Tout à coup le comte Rostoptchine pâlit comme il avait pâli quand la foule s’était jetée sur Vereschaguine. Il se détourna.

— Va… va plus vite ! cria-t-il au cocher d’une voix tremblante. La voiture filait à toute vitesse, mais pendant longtemps encore le comte Rostoptchine entendait derrière lui le cri lointain, fou, désespéré, et devant ses yeux, il voyait le visage étonné, ensanglanté du traître en pelisse courte fourrée. Bien que ce souvenir fût récent, Rostoptchine sentait que déjà il était entré profondément dans son cœur. Il sentait nettement que la trace sanglante de ce souvenir ne s’effacerait jamais, qu’elle resterait aussi longtemps que durerait sa vie, et que plus il vivrait, plus douloureuse elle serait dans son âme. Il lui semblait entendre maintenant les sons de ses paroles :

« Frappez-le ! Vous en répondez sur vos têtes ! » — « Pourquoi ai-je dit cela ? se demanda-t-il par hasard. J’aurais pu ne pas le dire. Alors, il n’y aurait eu rien. »

Il revoyait le visage d’abord effrayé, puis courroucé du dragon qui frappait, et le regard de reproche timide que jetait sur lui le garçon en pelisse de renard. « Mais je ne l’ai pas fait pour moi. Je devais agir ainsi. La plèbe, le traître, le bien public, » pensa-t-il.

L’armée se pressait toujours près du pont Iaouski. Il faisait chaud. Koutouzov, triste, les sourcils froncés, était assis sur un banc, près du pont, et, avec sa cravache, faisait des dessins sur le sable quand, avec un grand bruit, une voiture s’approcha de lui. Un homme en uniforme de général et chapeau à plumes, avec des yeux qui couraient tantôt colères, tantôt effrayés, s’approcha de Koutouzov et se mit à lui dire quelque chose en français.

C’était le comte Rostoptchine. Il déclara à Koutouzov qu’il était venu ici parce qu’il n’y avait plus ni Moscou, ni capitale, mais seulement une armée.
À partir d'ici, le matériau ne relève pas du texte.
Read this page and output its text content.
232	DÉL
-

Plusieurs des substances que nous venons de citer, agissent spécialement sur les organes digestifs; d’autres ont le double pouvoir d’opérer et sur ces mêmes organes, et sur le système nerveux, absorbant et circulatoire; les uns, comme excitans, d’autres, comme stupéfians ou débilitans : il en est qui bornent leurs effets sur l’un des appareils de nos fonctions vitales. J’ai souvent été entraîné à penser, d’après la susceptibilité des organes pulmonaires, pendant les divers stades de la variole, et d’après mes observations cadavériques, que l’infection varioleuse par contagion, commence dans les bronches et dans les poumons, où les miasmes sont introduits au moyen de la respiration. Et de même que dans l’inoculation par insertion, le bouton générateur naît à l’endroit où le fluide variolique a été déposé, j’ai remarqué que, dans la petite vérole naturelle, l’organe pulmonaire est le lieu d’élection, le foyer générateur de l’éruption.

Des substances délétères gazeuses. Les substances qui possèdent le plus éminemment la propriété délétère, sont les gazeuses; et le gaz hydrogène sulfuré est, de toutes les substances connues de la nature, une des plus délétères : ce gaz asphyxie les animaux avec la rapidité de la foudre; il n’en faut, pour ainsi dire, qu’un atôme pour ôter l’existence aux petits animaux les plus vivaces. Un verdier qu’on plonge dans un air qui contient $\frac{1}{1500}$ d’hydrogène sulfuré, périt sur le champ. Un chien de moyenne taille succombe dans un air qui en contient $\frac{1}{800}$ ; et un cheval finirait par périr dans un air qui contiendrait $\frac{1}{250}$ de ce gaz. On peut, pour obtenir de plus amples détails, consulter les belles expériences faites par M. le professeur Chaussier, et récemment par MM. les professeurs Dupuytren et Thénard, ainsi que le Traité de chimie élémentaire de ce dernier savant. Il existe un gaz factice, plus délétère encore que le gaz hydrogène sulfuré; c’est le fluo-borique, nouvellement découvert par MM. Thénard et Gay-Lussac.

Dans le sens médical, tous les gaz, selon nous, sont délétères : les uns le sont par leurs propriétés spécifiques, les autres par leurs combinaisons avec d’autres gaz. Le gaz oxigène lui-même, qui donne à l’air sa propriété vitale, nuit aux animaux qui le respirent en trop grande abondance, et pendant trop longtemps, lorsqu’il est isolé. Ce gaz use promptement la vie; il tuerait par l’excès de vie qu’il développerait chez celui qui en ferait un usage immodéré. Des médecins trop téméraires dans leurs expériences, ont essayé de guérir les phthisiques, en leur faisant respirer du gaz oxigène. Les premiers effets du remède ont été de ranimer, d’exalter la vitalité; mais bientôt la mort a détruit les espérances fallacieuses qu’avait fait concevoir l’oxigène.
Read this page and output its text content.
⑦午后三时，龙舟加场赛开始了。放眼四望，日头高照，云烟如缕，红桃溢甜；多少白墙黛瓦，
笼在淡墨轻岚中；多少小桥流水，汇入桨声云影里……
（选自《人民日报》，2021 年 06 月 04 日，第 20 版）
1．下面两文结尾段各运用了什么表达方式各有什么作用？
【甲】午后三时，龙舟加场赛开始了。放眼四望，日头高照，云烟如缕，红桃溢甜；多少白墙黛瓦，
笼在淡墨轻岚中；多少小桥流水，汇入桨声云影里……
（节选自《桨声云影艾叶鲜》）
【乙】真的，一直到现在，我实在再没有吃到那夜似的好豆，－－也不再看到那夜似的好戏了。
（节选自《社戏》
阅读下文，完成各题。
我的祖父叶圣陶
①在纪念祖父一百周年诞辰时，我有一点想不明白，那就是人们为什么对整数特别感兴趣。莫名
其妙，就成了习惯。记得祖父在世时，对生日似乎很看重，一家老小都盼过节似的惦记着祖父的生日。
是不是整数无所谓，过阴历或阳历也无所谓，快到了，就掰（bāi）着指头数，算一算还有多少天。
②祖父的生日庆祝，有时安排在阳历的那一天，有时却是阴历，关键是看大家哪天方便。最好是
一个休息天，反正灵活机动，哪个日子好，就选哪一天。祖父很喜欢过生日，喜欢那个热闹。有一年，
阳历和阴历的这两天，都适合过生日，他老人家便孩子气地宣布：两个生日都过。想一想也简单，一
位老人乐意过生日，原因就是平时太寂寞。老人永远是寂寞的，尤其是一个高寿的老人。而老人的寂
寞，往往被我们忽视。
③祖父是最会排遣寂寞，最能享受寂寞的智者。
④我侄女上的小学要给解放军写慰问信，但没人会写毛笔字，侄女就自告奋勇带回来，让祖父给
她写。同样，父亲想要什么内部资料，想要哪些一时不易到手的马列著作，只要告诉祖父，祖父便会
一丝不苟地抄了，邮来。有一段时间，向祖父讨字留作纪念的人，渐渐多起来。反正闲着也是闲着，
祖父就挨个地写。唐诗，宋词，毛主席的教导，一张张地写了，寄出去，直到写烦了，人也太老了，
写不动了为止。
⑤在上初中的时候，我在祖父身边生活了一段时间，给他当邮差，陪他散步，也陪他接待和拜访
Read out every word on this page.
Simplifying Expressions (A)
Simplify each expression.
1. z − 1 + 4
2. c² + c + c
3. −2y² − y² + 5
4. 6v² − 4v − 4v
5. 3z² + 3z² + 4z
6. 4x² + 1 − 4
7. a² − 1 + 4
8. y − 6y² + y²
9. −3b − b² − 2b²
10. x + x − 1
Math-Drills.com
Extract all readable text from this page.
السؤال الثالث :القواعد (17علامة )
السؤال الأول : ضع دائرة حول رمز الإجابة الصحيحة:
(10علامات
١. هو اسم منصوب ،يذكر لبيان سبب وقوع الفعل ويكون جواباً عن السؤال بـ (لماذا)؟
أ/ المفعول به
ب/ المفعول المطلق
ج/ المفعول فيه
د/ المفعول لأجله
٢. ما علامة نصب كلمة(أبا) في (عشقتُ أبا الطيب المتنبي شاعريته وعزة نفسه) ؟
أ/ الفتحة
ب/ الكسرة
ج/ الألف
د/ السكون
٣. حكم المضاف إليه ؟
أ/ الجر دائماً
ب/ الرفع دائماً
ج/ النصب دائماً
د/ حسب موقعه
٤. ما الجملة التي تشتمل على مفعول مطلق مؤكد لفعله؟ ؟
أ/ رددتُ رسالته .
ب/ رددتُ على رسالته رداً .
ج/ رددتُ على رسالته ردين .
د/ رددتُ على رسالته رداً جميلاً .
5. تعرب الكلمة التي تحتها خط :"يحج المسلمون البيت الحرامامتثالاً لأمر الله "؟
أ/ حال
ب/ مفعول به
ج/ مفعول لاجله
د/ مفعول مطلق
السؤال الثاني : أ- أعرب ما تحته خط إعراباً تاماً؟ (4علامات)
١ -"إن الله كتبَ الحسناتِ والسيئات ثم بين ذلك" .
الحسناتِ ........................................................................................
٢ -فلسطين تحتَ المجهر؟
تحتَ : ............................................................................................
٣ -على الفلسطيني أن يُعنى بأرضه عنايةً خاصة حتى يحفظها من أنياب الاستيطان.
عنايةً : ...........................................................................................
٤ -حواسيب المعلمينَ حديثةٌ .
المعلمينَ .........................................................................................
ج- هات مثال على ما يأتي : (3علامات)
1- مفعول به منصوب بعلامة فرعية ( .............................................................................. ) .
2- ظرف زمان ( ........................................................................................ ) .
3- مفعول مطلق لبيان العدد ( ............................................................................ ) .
— Ce serait autrement si Votre Excellence n’avait pas dit que vous ne rendriez pas Moscou sans livrer une bataille. Tout cela ne serait pas, dit-il.

Koutouzov regardait Rostoptchine et, comme s’il ne comprenait pas le sens des paroles à lui adressées, il tâchait de lire quelque chose de particulier sur le visage de son interlocuteur. Rostoptchine confus se tut. Koutouzov hocha un peu la tête, et sans quitter du regard le visage de Rostoptchine, il prononça doucement :

— Mais oui, je ne donnerai pas Moscou sans livrer la bataille.

Koutouzov pensait-il à autre chose en prononçant ces mots, ou les disait-il en ayant conscience de leur insanité ? Mais le comte Rostoptchine ne répondit rien et s’éloigna hâtivement de Koutouzov, et, chose étrange, le général gouverneur de Moscou, le fier comte Rostoptchine, prenant une cravache à la main, s’approcha du pont et, avec des cris, se mit à faire circuler les chariots entassés.